As I described in my book, The Fight to Vote, “Secret negotiations unfolded at the Wormley Hotel in Washington, ironically owned by a free Black man. Hayes’s representative arrived to find the deal already settled: the Republicans would keep the White House, and the troops would be withdrawn from the South. He sanctimoniously declared he could not support anything that would seem ‘a political bargain,’ then put on his hat and left. Piety aside, the bargain held. Reconstruction was over. So was the effort to protect Black voting rights.” The corrupt deal led to a century of segregation, disenfranchisement, and brutality.
This didn’t happen immediately. In fact, three years later, two-thirds of Black men still voted. Even in the 1890s half of them still voted in high-profile governor races in the former states of the Confederacy. Black voters still outnumbered whites in Mississippi. A populist, cross-racial coalition of workers and farmers was rising. So states passed Jim Crow laws and constitutions — with provisions, such as felony disenfranchisement laws, that still have a crushing racial impact today. In Alabama, which once had the most progressive constitution, Black voting rates fell from 180,000 to fewer than 3,000 between 1900 and 1903. Federal courts refused to enforce voting rights.

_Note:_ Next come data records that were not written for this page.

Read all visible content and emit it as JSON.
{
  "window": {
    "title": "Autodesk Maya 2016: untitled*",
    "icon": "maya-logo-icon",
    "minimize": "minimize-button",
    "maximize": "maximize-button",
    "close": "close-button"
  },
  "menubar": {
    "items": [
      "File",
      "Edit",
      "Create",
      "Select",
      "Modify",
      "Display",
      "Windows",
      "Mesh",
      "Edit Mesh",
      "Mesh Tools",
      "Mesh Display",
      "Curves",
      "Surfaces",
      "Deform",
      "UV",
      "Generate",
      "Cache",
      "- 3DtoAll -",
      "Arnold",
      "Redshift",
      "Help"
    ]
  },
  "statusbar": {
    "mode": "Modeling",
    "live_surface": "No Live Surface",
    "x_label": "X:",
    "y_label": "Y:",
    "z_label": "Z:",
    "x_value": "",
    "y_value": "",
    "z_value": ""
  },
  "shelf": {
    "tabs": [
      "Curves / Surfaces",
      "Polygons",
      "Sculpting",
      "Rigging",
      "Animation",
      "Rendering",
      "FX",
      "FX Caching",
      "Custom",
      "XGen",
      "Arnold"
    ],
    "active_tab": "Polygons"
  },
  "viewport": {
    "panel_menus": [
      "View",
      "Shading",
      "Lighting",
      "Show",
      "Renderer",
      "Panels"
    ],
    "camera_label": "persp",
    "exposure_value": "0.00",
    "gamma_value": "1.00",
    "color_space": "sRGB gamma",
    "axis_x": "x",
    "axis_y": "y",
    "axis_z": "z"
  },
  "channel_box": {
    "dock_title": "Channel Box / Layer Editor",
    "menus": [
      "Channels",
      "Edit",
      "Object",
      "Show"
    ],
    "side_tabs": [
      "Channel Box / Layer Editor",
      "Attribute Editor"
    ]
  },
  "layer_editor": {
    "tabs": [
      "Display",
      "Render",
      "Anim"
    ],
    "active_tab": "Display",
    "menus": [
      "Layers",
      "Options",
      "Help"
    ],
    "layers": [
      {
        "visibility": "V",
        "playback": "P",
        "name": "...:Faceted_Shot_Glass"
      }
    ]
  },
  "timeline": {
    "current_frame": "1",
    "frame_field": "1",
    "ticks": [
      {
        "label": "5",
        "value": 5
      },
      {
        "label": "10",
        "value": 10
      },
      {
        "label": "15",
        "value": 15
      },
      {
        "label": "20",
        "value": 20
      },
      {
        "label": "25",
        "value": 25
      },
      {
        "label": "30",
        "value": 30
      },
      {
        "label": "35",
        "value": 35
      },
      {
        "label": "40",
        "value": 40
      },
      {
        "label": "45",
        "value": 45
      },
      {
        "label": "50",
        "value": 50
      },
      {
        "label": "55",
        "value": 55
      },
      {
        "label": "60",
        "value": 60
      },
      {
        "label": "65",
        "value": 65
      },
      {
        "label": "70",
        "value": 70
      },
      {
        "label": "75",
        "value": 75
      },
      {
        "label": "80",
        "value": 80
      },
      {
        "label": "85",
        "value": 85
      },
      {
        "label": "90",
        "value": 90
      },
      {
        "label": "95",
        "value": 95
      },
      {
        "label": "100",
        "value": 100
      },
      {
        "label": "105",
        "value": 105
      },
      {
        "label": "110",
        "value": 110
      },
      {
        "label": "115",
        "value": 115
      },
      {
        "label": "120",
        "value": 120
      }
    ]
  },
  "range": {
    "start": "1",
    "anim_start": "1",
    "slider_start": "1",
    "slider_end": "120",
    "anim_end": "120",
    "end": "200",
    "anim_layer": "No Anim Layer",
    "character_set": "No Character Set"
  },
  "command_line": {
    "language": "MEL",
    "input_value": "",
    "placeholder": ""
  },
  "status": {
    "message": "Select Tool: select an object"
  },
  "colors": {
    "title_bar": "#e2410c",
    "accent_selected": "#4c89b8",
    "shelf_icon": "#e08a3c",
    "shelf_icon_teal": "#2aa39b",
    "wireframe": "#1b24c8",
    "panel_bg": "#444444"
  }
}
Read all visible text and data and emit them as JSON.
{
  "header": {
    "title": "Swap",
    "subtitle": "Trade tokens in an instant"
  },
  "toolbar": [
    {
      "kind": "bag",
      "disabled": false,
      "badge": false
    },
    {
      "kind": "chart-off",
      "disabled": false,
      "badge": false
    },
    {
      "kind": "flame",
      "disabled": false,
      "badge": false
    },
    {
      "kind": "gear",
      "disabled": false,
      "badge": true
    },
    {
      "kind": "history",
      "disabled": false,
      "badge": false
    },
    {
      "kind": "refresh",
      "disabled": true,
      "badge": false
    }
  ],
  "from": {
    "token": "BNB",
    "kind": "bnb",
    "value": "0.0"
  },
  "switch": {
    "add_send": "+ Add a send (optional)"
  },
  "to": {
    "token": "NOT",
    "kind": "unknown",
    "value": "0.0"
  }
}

Tomorrow, on the floor of Congress, Sen. Josh Hawley, Cruz, and Trump’s other enablers seek, in effect, to erase the votes of Black and Latino citizens in the cities of the key swing states that decided the election — Atlanta, Cleveland, Philadelphia, Detroit. Their intent is not subtle. The 1877 compromise ended Reconstruction. Since 1965 and the civil rights laws, we’ve been living in what scholars call the Second Reconstruction. It’s now at risk.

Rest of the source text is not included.